Generally, it takes me a few months to finish a book, partly because I usually have two or three going at the same time, and I am a slow reader. But this one would not leave me be.
PURGE, rehab diaries by Nicole Johns is not for the weary.
This is a raw, brutally-honest, grotesquely detailed novel. The pages resonate pent up anger, unsettled circumstance, and disgustingly-gross-but-real purging episodes described in painful detail.
Damn, it's good – because it is so real.
John's takes the reader through her experience as a size 9, EDNOS patient, living for a summer in an Eating Disorder Center in Milwaukee (my home town, which made this reading more intriguing, because literally drive past the places she refers to throughout the book on a daily basis).
One of the coolest parts is the book design, adorned with a great cover art and interesting fonts throughout. Inside, copies of Nicole's actual treatment papers are scattered about; names and addresses blacked out in bold black lines, handwritten journal entries detail each and every evil calorie, and even an official definition of "Normal Eating," which drove home the pathetic level we sink to with an eating disorder.
But the most important thing about PURGE, is it addresses, head on, the problem EDNOS patients face. EDNOS stands for Eating Disorder Not Otherwise Specified. Huh? Ed who?
For the record;
EDNOS sufferers are not underweight, in fact, they are more often overweight.
EDNOS sufferers look normal, all the while lurking below the surface is a young vital heart struggling to keep ticking.
EDNOS sufferers are blown off the vast majority of the population, until of course they faint, whack their head, suffer a concussion, and need to be hospitalized.
EDNOS sufferers can have blood pressure readings near zero, completely out of whack electrolyte levels, and most commonly live with a raw, burning, sometimes-ruptured esophagus.
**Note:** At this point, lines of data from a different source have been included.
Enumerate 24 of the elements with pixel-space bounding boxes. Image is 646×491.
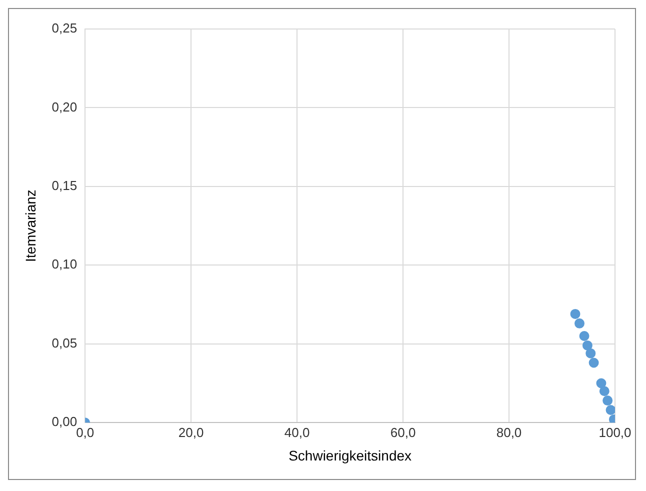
y-tick-label: 0,10 [52,256,78,272]
point [602,396,613,406]
x-tick-label: 20,0 [178,424,204,440]
x-tick-label: 80,0 [496,424,522,440]
y-axis-title: Itemvarianz [22,190,38,262]
x-tick-label: 60,0 [390,424,416,440]
point [586,348,596,358]
x-tick-label: 100,0 [598,424,632,440]
point [599,386,610,396]
y-tick-label: 0,25 [52,20,78,36]
y-tick-label: 0,20 [52,99,78,114]
y-tick-label: 0,00 [52,414,78,430]
point [588,358,599,368]
x-axis-title: Schwierigkeitsindex [288,447,412,464]
point [596,378,606,388]
point [582,340,592,350]
point [579,331,590,342]
point [574,318,584,328]
point [606,405,615,416]
x-tick-label: 40,0 [284,424,310,440]
x-tick-label: 0,0 [76,424,94,440]
y-tick-label: 0,15 [52,178,78,194]
y-tick-label: 0,05 [52,335,78,350]
point [570,308,580,319]
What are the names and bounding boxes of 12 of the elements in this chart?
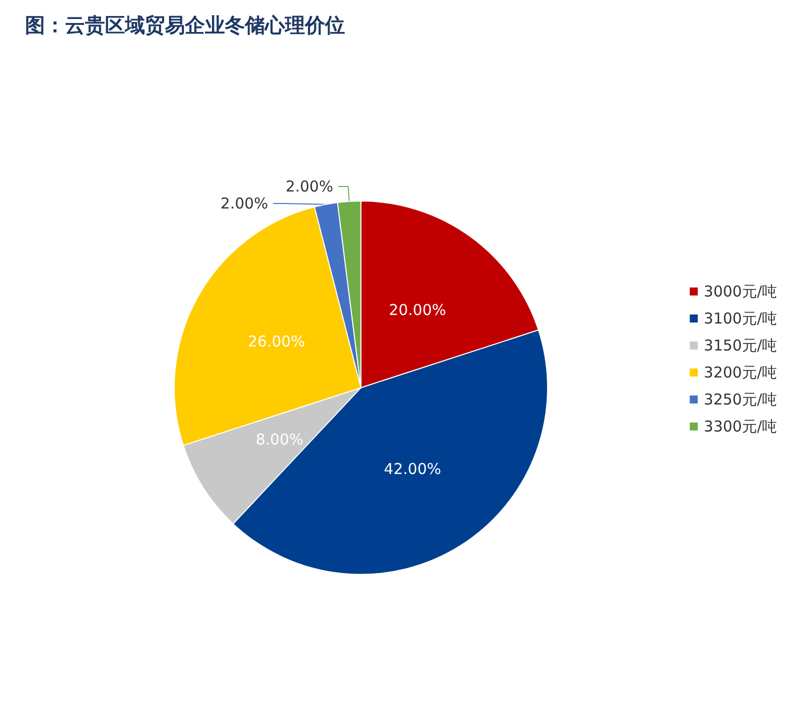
legend-label: 3250元/吨 xyxy=(704,390,778,408)
data-label: 2.00% xyxy=(220,194,268,212)
data-label: 26.00% xyxy=(248,332,306,350)
legend-label: 3100元/吨 xyxy=(704,310,778,328)
data-label: 42.00% xyxy=(384,460,442,478)
legend-label: 3150元/吨 xyxy=(704,336,778,354)
chart-title: 图：云贵区域贸易企业冬储心理价位 xyxy=(25,13,345,37)
legend-label: 3300元/吨 xyxy=(704,418,778,436)
legend-label: 3000元/吨 xyxy=(704,282,778,300)
legend-label: 3200元/吨 xyxy=(704,364,778,382)
data-label: 2.00% xyxy=(286,177,334,196)
data-label: 20.00% xyxy=(388,300,446,319)
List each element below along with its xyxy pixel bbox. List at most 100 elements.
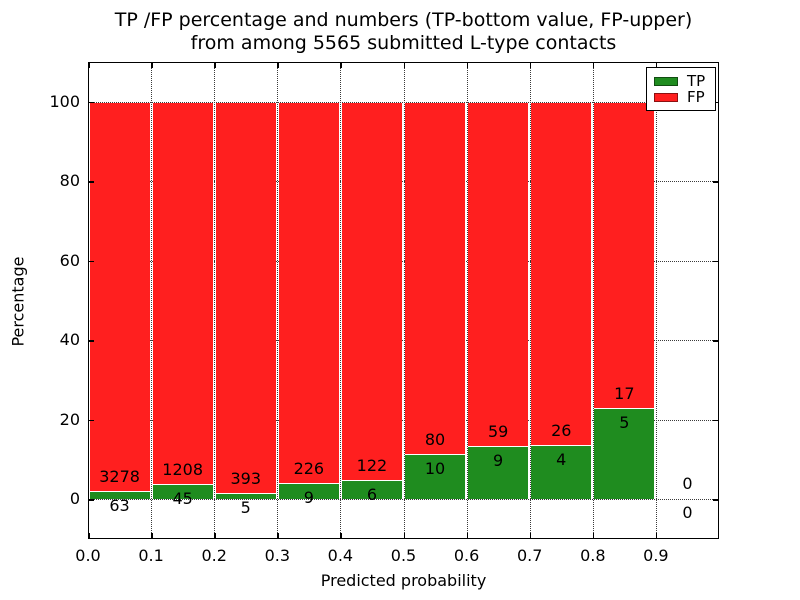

Needless to say, John's represents the "typical" EDNOS sufferer weighing 137 pounds, all the while popping diet pill cocktails, starving, purging, and binging until she is hospitalized for fainting which leads to the real diagnosis: a concussion, electrolyte imbalances, and three different kids of heart-rhythm irregularities.
She writes PURGE to "inform the public, counteract myths surrounding eating disorders and treatment, and provide eating disordered individuals with hope."